Friday

May 8, 2009


What Have I Learned

by Gary Snyder

What have I learned but
the proper use for several tools?

The moments
between hard pleasant tasks

To sit silent, drink wine,
and think my own kind
of dry crusty thoughts.

     —the first Calochortus flowers
     and in all the land,
              it's spring.
I point them out:
the yellow petals, the golden hairs,
              to Gen.

Seeing in silence:
never the same twice,
but when you get it right,

     you pass it on.

"What Have I Learned" by Gary Snyder from Axe Handles. © Shoemaker Hoard, 1983. Reprinted with permission. (buy now)

It's the birthday of writer and journalist Naomi Klein, (books by this author) born in Montréal (1970). Her parents and grandparents were activists, but she wasn't interested in her family's leftist politics. As a teenager, she rebelled by hanging out at the mall and shopping for brand-name clothes.

She went to college, became interested in politics and journalism, and started thinking about the ways that radical young activists had changed over the years — instead of protesting directly against the government, they were focusing energy on fighting big corporations and their role in the government. She was interested in the World Bank and the WTO, and the way globalization affected consumer trends. She also looked at huge corporations like Nike, Disney, and Wal-Mart, and the power of their brand names to sell an image as much as a product. So she wrote a book about it, No Logo (1999), which became an international best seller.

She said, "Ads and logos are our shared global culture and language, and people are insisting on the right to use that language, to reformulate it in the way that artists and writers always do with cultural material."

Gary Snyder (books by this author) turns 79 today. He was born in San Francisco in 1930. When he was a teenager, he wrote articles for the mountain-climbing club's magazine and his high school newspaper, and then he went to Reed college, where he started reading Asian poetry. In the summers, he worked in logging camps, on trail crews, and as a fire lookout in the mountains. And it was while working in Yosemite in 1955 that he found his voice as a poet. That same year, he read with Allen Ginsberg at the famous October Sixth Gallery Reading where Ginsberg read "Howl" for the first time, and the two poets became lifelong friends. Snyder became a hero of the counterculture when Jack Kerouac published book The Dharma Bums (1958), whose hero, Japhy Ryder, is a barely disguised version of Snyder. For about 12 years, Snyder spent most of his time studying Zen Buddhism in Japan. He has published more than 20 books of poetry and prose, including Axe Handles (1983), Mountains and Rivers Without End (1997),and Turtle Island (1974). He is a respected environmental activist and thinker, and a professor at the University of California, Davis.

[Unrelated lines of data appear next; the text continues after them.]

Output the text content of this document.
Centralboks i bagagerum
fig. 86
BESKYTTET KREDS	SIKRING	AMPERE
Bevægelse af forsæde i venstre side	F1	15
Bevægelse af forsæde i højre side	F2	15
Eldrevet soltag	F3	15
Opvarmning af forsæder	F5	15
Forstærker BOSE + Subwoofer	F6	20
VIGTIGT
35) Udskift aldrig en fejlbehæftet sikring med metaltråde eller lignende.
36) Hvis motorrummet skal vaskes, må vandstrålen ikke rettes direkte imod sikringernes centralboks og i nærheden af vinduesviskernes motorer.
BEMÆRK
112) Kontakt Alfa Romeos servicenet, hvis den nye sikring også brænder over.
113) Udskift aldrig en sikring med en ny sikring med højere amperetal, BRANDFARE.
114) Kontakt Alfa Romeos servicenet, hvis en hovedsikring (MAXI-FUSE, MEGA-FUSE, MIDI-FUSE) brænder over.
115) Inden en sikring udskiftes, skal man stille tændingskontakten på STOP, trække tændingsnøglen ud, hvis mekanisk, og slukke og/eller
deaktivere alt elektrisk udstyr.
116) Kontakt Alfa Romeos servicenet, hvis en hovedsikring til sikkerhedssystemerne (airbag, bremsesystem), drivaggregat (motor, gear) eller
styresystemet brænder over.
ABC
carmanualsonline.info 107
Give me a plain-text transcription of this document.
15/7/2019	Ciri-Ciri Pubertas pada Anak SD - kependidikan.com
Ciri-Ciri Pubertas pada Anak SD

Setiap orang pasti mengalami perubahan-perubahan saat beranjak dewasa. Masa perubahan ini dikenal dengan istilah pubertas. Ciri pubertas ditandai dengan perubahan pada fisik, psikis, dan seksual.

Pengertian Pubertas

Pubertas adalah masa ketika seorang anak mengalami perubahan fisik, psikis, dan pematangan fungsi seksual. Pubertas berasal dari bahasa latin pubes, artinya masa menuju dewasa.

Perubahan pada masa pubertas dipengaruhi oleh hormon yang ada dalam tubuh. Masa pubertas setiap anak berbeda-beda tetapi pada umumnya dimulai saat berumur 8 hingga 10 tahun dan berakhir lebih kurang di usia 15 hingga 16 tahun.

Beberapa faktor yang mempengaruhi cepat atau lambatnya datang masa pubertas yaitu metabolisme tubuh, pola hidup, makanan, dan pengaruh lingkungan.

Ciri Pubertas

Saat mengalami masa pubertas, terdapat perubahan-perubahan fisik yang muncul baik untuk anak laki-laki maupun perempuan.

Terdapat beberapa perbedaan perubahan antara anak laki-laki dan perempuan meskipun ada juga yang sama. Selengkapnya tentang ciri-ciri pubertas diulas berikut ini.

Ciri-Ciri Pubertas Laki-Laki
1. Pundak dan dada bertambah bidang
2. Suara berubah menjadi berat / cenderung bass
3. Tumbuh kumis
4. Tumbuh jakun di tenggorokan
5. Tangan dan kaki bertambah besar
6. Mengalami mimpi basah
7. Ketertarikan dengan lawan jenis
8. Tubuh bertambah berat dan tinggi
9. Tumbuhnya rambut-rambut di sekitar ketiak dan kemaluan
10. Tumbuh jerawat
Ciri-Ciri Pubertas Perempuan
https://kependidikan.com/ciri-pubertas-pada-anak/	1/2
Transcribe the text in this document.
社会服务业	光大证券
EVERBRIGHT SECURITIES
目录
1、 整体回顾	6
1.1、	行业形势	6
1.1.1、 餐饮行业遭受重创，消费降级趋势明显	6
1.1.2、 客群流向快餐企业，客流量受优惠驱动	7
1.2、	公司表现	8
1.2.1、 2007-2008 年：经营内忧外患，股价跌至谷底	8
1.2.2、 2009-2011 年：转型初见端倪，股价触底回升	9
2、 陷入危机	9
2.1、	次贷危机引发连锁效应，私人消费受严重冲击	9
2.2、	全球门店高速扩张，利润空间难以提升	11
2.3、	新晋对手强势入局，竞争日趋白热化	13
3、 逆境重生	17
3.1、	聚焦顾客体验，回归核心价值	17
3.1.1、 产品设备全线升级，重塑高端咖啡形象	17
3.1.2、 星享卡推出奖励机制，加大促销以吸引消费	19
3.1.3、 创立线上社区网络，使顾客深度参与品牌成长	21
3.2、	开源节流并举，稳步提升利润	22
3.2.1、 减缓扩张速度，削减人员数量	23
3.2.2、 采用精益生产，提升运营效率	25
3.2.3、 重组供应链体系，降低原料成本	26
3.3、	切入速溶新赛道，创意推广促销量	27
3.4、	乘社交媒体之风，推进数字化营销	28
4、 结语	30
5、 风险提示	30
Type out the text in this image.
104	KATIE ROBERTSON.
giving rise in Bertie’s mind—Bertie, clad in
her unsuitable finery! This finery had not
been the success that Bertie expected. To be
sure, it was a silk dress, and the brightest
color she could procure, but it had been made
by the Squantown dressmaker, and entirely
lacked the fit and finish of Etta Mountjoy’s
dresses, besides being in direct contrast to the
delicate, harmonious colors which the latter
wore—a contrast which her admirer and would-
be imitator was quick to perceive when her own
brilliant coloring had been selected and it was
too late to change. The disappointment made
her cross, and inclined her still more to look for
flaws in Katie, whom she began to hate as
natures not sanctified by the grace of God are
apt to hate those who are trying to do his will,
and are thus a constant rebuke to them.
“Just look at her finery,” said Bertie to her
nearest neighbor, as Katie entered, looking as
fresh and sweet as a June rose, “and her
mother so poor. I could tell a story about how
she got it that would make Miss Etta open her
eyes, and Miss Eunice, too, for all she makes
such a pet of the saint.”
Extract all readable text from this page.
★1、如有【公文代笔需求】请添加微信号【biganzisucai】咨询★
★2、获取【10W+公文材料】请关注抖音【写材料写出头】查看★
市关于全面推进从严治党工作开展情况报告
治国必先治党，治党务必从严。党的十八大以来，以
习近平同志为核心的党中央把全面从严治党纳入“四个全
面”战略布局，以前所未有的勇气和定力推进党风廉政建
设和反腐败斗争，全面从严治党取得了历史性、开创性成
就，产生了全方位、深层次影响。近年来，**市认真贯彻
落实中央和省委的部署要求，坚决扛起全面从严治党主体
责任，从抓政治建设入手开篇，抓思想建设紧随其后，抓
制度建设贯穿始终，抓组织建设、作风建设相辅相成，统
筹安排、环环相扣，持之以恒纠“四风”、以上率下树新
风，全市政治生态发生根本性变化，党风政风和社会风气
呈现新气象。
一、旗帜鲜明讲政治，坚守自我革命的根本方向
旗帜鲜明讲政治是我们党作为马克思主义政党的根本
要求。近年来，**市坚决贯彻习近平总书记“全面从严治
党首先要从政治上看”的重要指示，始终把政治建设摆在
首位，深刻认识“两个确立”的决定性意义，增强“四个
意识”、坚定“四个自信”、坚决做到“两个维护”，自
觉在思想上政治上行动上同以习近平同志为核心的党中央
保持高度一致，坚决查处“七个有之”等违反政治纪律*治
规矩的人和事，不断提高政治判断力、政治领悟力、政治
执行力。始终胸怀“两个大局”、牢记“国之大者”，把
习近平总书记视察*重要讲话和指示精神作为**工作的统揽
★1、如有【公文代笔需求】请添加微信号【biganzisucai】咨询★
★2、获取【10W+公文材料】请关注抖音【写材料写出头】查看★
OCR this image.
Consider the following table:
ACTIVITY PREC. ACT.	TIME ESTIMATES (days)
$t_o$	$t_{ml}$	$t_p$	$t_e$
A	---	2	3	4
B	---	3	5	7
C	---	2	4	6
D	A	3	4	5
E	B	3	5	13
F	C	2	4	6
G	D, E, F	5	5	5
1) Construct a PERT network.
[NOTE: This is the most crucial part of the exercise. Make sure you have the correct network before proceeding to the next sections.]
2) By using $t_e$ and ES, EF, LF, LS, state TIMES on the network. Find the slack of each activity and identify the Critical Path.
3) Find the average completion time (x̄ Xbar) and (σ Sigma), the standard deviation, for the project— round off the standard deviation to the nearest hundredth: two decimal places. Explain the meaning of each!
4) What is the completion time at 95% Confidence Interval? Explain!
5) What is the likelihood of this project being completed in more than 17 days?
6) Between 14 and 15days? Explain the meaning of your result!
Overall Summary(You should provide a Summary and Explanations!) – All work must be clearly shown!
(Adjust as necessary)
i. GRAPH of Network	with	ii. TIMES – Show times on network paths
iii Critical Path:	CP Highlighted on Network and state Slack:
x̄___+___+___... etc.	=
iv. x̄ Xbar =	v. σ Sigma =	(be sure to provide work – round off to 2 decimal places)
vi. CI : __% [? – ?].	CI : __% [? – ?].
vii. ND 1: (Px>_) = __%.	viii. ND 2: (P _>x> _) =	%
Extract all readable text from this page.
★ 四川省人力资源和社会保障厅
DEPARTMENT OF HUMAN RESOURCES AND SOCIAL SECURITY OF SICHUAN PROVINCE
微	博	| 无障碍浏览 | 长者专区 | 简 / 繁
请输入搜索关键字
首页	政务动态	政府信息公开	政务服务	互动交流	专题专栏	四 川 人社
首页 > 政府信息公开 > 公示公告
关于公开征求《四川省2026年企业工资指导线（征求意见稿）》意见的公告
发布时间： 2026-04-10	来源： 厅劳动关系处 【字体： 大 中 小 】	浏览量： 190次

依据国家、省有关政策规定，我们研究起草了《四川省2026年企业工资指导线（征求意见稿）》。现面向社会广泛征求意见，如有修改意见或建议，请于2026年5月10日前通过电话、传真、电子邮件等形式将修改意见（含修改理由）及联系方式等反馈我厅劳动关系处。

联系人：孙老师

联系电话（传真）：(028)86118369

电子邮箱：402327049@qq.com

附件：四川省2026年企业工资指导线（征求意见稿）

He said, "Find your place on the planet. Dig in, and take responsibility from there."

It's the birthday of the reclusive novelist Thomas Pynchon, (books by this author) born in Glen Cove, Long Island (1937). He went to Cornell University to study engineering physics and got straight A's in all his classes. But then he took a class from Vladimir Nabokov and switched his major to English literature. He moved to Mexico and published his first novel, V. (1963), when he was 26 years old. It was a huge success, as were The Crying of Lot 49 (1966) and Gravity's Rainbow (1973).

It's the birthday of the popular Irish novelist Roddy Doyle, (books by this author) born in Dublin (1958). He was raised in a working-class suburb of Dublin, and even though he wanted to be a writer, he knew he needed a good steady job. So he taught high school for 14 years, and he wrote in the evenings. He started thinking about some of his students, and what they might be doing in a few years. He imagined that a group of these kids could form a band, and they could choose to play American soul music. He took that idea and wrote The Commitments (1987). He published 1,000 copies himself with a bank loan, and a London publisher got hold of one and republished it the next year, and it became a big best seller. He went on to write The Snapper (1990) and The Van (1991), and then a book from the point of view of a 10-year-old boy, Paddy Clarke Ha Ha Ha (1993). It won the Booker Prize and Doyle was able to quit his job and write full time.